Монахиня как будто не заметила этого выражения — «быть может», придававшего странный, темный смысл словам господина мэра. Она отвечала, потупив глаза, почтительным голосом.
— Она теперь отдыхает, но господин мэр может войти.
Он сделал несколько замечаний насчет плохо затворявшейся двери, стук которой мог обеспокоить больную, потом вошел в комнату Фантины, приблизился к ее постели и раздвинул полог. Она спала. Дыхание вырывалось из ее груди со свойственным этим болезням трагическим свистом, от которого сжимается сердце матери, просиживающей ночь у изголовья своего ребенка, осужденного на близкую смерть. Но это тяжелое дыхание почти не нарушало несказанного спокойствия, разлитого по ее лицу и преобразившего ее во сне. Ее бледность превратилась в белизну; на щеках играл румянец. Длинные белокурые ресницы, единственное украшение, оставшееся от ее молодости и невинности, слегка трепетали, оставаясь опущенными. Все существо ее дрожало, словно невидимые крылья сейчас унесут ее в пространство. Любуясь на нее, никто бы не вообразил, что эта больная в состоянии почти отчаянном. Она была похожа не на умирающую, а на существо, которое собирается улететь.
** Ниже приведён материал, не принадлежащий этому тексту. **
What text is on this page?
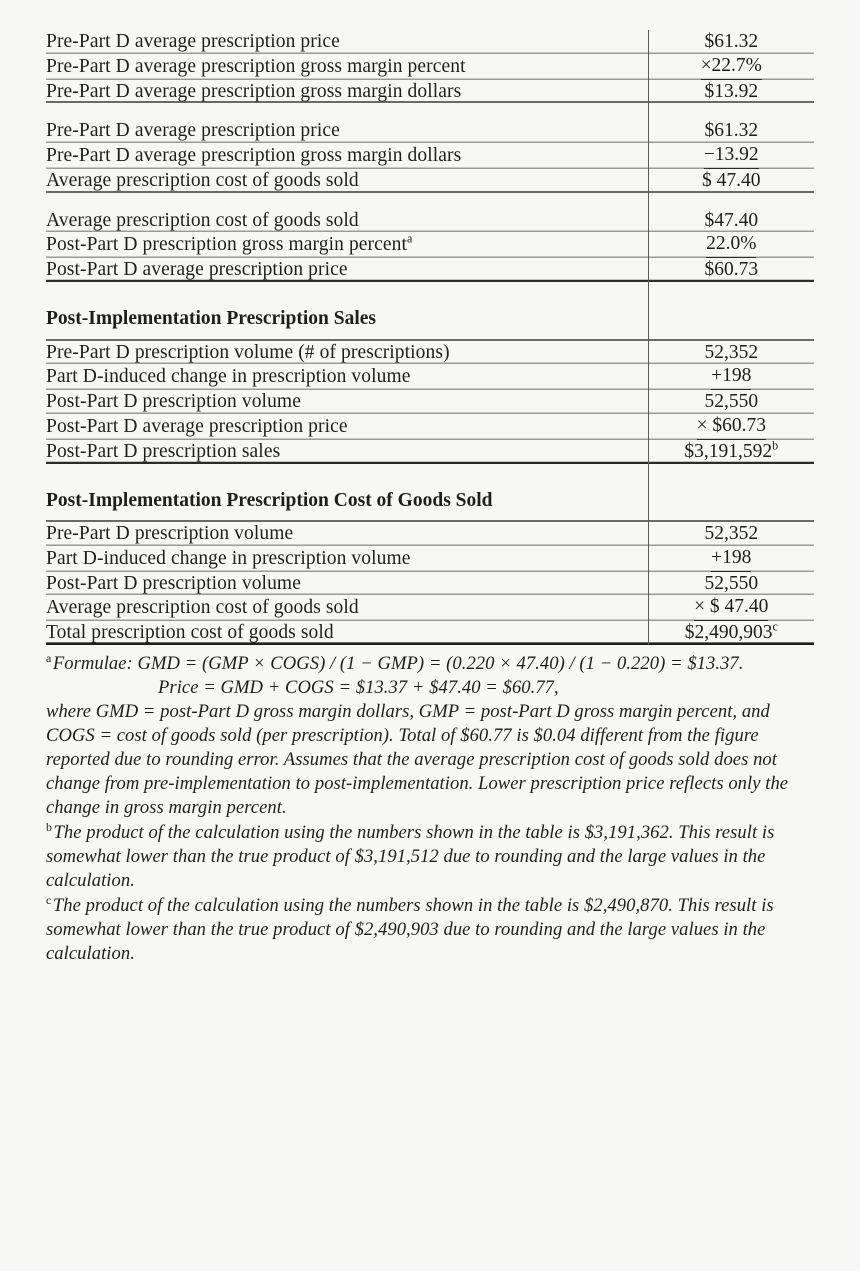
Pre-Part D average prescription price	$61.32
Pre-Part D average prescription gross margin percent	×22.7%
Pre-Part D average prescription gross margin dollars	$13.92

Pre-Part D average prescription price	$61.32
Pre-Part D average prescription gross margin dollars	−13.92
Average prescription cost of goods sold	$ 47.40

Average prescription cost of goods sold	$47.40
Post-Part D prescription gross margin percent$^a$	22.0%
Post-Part D average prescription price	$60.73

Post-Implementation Prescription Sales	
Pre-Part D prescription volume (# of prescriptions)	52,352
Part D-induced change in prescription volume	+198
Post-Part D prescription volume	52,550
Post-Part D average prescription price	× $60.73
Post-Part D prescription sales	$3,191,592$^b$

Post-Implementation Prescription Cost of Goods Sold	
Pre-Part D prescription volume	52,352
Part D-induced change in prescription volume	+198
Post-Part D prescription volume	52,550
Average prescription cost of goods sold	× $ 47.40
Total prescription cost of goods sold	$2,490,903$^c$

$^a$Formulae: GMD = (GMP × COGS) / (1 − GMP) = (0.220 × 47.40) / (1 − 0.220) = $13.37.
Price = GMD + COGS = $13.37 + $47.40 = $60.77,
where GMD = post-Part D gross margin dollars, GMP = post-Part D gross margin percent, and COGS = cost of goods sold (per prescription). Total of $60.77 is $0.04 different from the figure reported due to rounding error. Assumes that the average prescription cost of goods sold does not change from pre-implementation to post-implementation. Lower prescription price reflects only the change in gross margin percent.

$^b$The product of the calculation using the numbers shown in the table is $3,191,362. This result is somewhat lower than the true product of $3,191,512 due to rounding and the large values in the calculation.

$^c$The product of the calculation using the numbers shown in the table is $2,490,870. This result is somewhat lower than the true product of $2,490,903 due to rounding and the large values in the calculation.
Когда рука приближается к ветке, чтобы сорвать цветок, ветка слегка трепещет и как будто в одно и то же время уклоняется и отдается. Человеческое тело тоже вздрагивает, подобно ей, перед наступлением момента, когда таинственная рука смерти приближается, чтобы унести душу.
Господин Мадлен оставался некоторое время неподвижным около этой постели, поглядывая то на больную, то на распятие, как он это делал два месяца тому назад, когда пришел в первый раз навестить больную в этом приюте. И теперь снова они были тут вместе в том же положении — она спящая, он погруженный в молитву; но только теперь, по прошествии этих двух месяцев, у нее волосы были седые, а у него совсем белые.
Сестра не вошла с ним. Он один стоял у этой постели, положив палец на уста, как будто убеждая кого-то хранить молчание.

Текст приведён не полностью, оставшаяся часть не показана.